Westpac has launched a new range of bank cards, specifically designed to support people who are blind or vision impaired.

It can be frustrating to fumble through your wallet, looking for the right card to make a payment at checkout. For people who are blind or live with low vision, it can be doubly difficult. Standardised sizes and shapes make it tough to distinguish one card from another, and asking or waiting for assistance selecting the right one takes away the user’s independence.

That’s why it’s such great news that Australian bank Westpac has launched a new range of bank cards, specifically designed for people who live with vision impairment.

The credit, debit and pre-paid cards will incorporate new accessibility elements, including different notches along the short edge to enable customers to distinguish their payment cards from one another using touch alone.
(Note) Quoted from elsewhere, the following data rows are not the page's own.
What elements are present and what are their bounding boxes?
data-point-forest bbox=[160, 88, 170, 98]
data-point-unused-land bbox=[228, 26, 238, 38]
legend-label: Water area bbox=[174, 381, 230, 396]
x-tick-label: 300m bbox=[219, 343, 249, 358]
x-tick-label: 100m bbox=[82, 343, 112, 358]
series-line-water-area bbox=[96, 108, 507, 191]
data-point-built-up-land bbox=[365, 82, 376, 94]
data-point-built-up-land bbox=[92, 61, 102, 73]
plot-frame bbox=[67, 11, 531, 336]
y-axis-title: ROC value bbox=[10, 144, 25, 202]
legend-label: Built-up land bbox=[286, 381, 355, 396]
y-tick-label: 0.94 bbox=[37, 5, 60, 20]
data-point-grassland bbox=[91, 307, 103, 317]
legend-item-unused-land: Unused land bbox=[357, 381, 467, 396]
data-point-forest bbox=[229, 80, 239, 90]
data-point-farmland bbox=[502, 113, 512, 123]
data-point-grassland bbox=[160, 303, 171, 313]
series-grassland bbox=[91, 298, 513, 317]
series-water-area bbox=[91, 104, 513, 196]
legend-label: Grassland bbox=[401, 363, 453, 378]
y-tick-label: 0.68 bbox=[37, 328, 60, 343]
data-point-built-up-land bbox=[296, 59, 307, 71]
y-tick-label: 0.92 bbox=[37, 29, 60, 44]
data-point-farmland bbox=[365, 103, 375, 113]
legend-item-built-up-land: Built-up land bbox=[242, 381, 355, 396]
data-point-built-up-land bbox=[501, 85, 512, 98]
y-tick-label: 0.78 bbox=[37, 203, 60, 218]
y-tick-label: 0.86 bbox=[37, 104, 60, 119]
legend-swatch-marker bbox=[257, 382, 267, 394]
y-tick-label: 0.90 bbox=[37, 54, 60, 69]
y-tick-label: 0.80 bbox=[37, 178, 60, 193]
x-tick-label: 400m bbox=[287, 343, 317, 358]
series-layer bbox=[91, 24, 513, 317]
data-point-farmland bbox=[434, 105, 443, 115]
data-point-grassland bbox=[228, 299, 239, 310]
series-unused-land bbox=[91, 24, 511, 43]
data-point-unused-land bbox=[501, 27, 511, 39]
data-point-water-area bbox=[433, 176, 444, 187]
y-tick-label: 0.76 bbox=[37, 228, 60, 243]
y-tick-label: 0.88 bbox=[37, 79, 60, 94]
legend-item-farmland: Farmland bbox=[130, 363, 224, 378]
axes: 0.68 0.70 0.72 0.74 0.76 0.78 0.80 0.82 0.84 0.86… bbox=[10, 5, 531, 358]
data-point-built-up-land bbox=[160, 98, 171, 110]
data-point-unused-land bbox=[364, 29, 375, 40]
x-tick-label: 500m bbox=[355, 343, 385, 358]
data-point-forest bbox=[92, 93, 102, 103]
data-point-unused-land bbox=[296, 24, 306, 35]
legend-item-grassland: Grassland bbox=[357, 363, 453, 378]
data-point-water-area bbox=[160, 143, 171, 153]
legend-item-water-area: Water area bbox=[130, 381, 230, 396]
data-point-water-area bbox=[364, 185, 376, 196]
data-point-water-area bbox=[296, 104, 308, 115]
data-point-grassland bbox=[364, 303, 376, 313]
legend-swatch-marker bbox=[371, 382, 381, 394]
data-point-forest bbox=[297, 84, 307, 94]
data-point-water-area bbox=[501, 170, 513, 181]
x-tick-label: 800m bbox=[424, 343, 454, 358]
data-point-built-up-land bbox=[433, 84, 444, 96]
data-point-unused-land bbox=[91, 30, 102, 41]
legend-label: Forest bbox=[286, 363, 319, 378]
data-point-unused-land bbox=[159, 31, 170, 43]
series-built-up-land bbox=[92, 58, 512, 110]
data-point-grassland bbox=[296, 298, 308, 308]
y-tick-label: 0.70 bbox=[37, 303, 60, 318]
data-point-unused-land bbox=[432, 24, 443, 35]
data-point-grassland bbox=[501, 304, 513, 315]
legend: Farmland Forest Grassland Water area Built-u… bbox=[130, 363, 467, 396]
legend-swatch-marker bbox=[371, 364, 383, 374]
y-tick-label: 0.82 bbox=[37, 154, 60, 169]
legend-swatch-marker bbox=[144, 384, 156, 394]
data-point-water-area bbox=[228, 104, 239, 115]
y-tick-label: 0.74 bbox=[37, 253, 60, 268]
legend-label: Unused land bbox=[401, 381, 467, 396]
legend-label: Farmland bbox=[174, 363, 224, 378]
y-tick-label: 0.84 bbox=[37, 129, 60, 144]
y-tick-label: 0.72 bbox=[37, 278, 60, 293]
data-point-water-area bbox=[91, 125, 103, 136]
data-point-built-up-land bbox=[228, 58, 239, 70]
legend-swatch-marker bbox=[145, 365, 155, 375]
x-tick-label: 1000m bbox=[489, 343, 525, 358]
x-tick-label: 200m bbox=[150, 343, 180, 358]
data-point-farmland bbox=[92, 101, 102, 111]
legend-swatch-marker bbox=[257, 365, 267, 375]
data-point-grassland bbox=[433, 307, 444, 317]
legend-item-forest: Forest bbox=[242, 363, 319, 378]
Westpac Chief Brand and Marketing Officer, Annabel Fribence, said: “The features of the new cards are a simple but innovative step forward that will make a big difference in the day-to-day lives of many blind or low vision Australians. Now all Westpac customers can identify their payment cards by either sight or touch.”

Using Mastercard’s Touch Card™ feature, the notches – square for credit card, round for debit card and triangular for pre-paid card – help customers to identify the card and orient the card correctly when making payments or using an ATM.

The cards will also include a Braille marker, providing another tactile feature to help blind or low vision customers distinguish between credit, debit and prepaid cards.

Blind Citizens Australia CEO, Sally Aurisch, said: “The new card features showcase the simple yet impactful measures that we can take to improve the accessibility of everyday life for people who are blind or vision impaired. Measures like this can go a long way to giving customers who are blind or vision impaired that extra bit of confidence and independence when stepping up to the payment counter. It is encouraging to see such innovative features being used to make accessibility a priority.”